Through the pandemic, with the hustle and bustle on the streets gone, it has often felt like being reacquainted with the physical spaces we live in. When we really stop and look, what begins to emerge is a picture of extremes, and that’s what photographer Daniel Stier has tried to capture in his latest book, A Tale of One City. The project reveals the “simultaneity of extreme wealth and poverty, excess and deprivation”, the “accumulation of capital and good” and the visual chaos within those concrete confines. 

Stier began the project unintentionally while working on an ad campaign where he had to find a specific piece of architecture to shoot from a precise angle. The process involved a lot of walking and it was during one walk in London that Stier suddenly saw the city as one gigantic building site. “Just chaos everywhere. I’ve always been fascinated by the visual chaos of big cities but all of a sudden it felt like something more sinister, everything I was seeing was just about buying and selling,” explains Stier. “I felt like I needed to portray the city differently, as an accumulation of stuff driven by economic forces.”

All images: A Tale of One City by Daniel Stier

The images in the book have been taken all around London, but you won’t find classic landmarks or tourist snaps, rather Stier has tried to capture a more omnipresent landscape. “It’s not meant to be a book about London. Hopefully there’s something universal about life in big cities,” he says. “I was fascinated by building sites and the random conglomeration of stuff in the street, whether cheap consumer goods or high end displays of luxury accessories. Everything felt the same. Stuff to be sold so people can survive in the city.” 

The title of the book is loosely based on Charles Dickens’ novel of a similar name, and the project is a portrait of a city without the people. Luxury goods on pedestals are offset by candy-coloured plastics, and ornate displays of flowers undercut by crumbling brick walls and cardboard shelters. It’s Stier’s way of showing us that, to him, our excessive consumption is what’s given our lives meaning.

 

“The whole project is about the city as some kind of metabolic system.
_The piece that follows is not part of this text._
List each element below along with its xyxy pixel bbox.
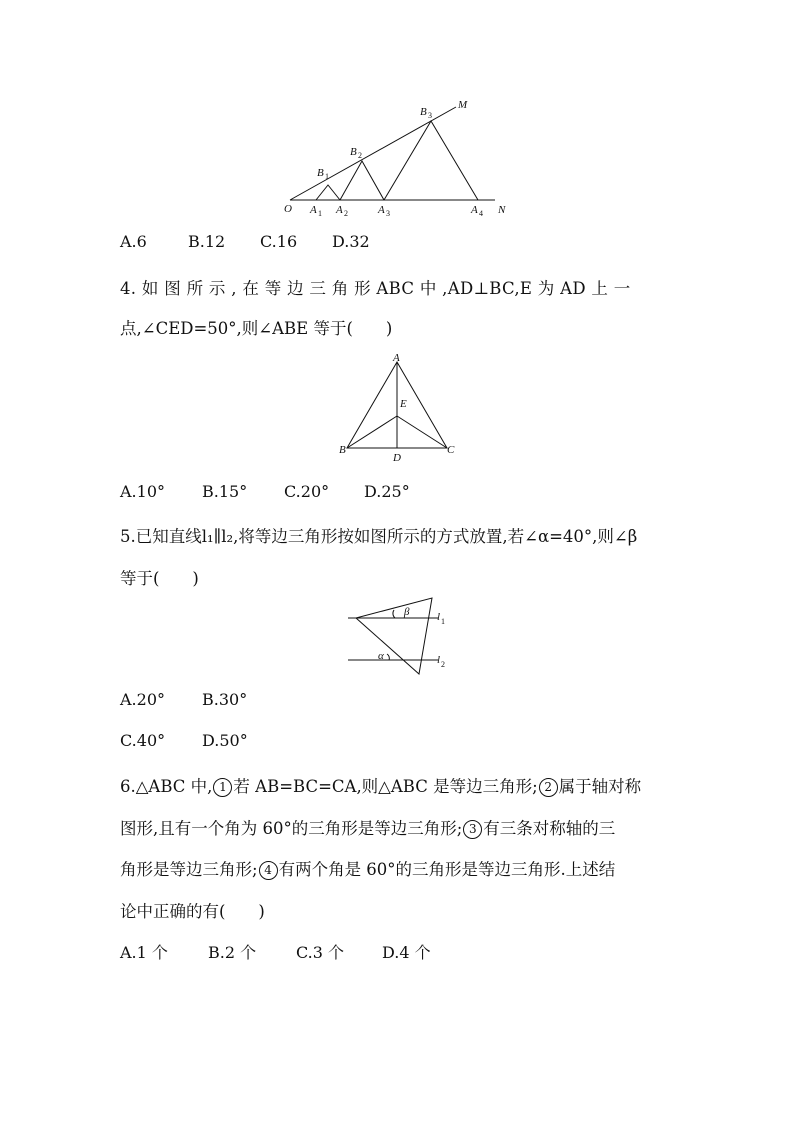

The city wants our labour value and gives us almost nothing in return,” he says. “The current pandemic has only highlighted a fact that was there all along. It sometimes feels that we can only sit and watch; witnessing constant construction and destruction.”  

At first, Stier found it challenging trying to represent an idea that wasn’t quite tangible, and so the process involved him walking with his camera simply looking. “It’s really important to try out new things. Although I have been trained as a documentary photographer I hadn’t walked the streets with a small camera for a long time,” Stier notes. “It was a very liberating and beautiful experience.”

The process of turning the series into a book allowed Stier to reflect on the work he’d created in greater detail and he’s worked with Berlin-based studio Double Standards on the design. The high contrast photos take centre stage, purposely bold, with the accompanying thick black text supporting this. “Taking the pictures is one thing, bringing it together in a coherent book is a different matter entirely. It’s very complex, but everybody knows that,” he says. “It’s a beautiful thing to give yourself time to spend with the images while editing the sequence of the book.” 

Writers David Campany and Marvin Heiferman have contributed two essays to the book, which Stier feels adds another layer to the project. “Hopefully people might see the environment they live in, in a different perspective,” Stier says. “We have created the economic system which has shaped the cities as they are, yet it is making our life more and more precarious.” Ultimately for Stier, even as the infrastructure of the city gets stretched physically and socially, he feels there is still a lot of room for change.